Feds kicking in for new playground in Rutland’s Centennial Park

Fully accessible playground will cost $50,000 and be built in the second phase of park improvements says Kelowna's mayor.

Local MP Ron Cannan (left) shows Jordyn Wentwort

Alistair Waters

awaters@kelonwacapnews.com

 

Kelowna is getting its third fully accessible children’s playground thanks to a contribution by the federal government.

Ottawa is giving the city $50,000 to build the playground as part of the improvements to Rutland’s Centennial Park, which it bought from the Rutland Park’s Society earlier this year.

The new playground will be the second phase of work at the park, with the first, a new soccer field, set to have work started on it in the fall. The field is part of the $400,000 the city promised to spend immediately to improvement the dilapidated park.

“The City of Kelowna is excited about the future of Rutland Centennial Park and we’re so pleased the Government of Canada shares our enthusiasm for this revitalized neighbourhood park,” said Kelonwa Mayor Colin Basran.

He said similar playgrounds, which are accessible to all children, Regardless of any disability, currently exist at the Parkinson Recreation Centre and in Rutland’s Ben Lee Park.

He noted the federal money is coming as an enabling accessibility grant, which are provided to ensures all children can enjoy playgrounds and park facilities.

On hand for the announcement were federal Transport Minister Lisa Raitt, and Kelonwa-Lake Country MP Ron Cannan, who made the announcement on behalf federal Minister of State for Social Development Candice Bergen.
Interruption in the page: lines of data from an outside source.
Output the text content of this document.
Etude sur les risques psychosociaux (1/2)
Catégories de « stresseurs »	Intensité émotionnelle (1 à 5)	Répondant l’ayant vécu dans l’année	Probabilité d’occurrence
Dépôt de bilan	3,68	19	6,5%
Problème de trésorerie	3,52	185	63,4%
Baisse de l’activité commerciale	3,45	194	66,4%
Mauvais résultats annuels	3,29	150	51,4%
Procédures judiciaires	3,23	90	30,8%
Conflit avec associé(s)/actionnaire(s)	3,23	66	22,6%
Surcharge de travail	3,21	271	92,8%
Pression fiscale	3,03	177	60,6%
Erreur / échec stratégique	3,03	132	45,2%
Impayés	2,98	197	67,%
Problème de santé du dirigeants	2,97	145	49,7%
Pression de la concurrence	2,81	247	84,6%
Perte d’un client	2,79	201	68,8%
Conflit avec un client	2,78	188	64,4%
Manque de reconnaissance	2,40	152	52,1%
Equipment to be be provides at the playground is described as an inclusive and accessible structure.

“Together with the hard work of numerous volunteers and organizations like the City of Kelowna, we are supporting families and children to make Rutland Centennial Park’s playground accessible to all,” said Cannan.

Meanwhile, the president of the Rutland Park’s Society, Todd Sanderson, said work to renovate the park’s hall — which the society kept as part of its deal $800,000 with the city— is expected to start in 2016.

He said some minor rearranging of delivery entrance will take place during the summer now that Roxby Plaza on the west side of the hall has been improved by the city and the parking lot behind it has become the new home of the Rutland Community Market on weekends.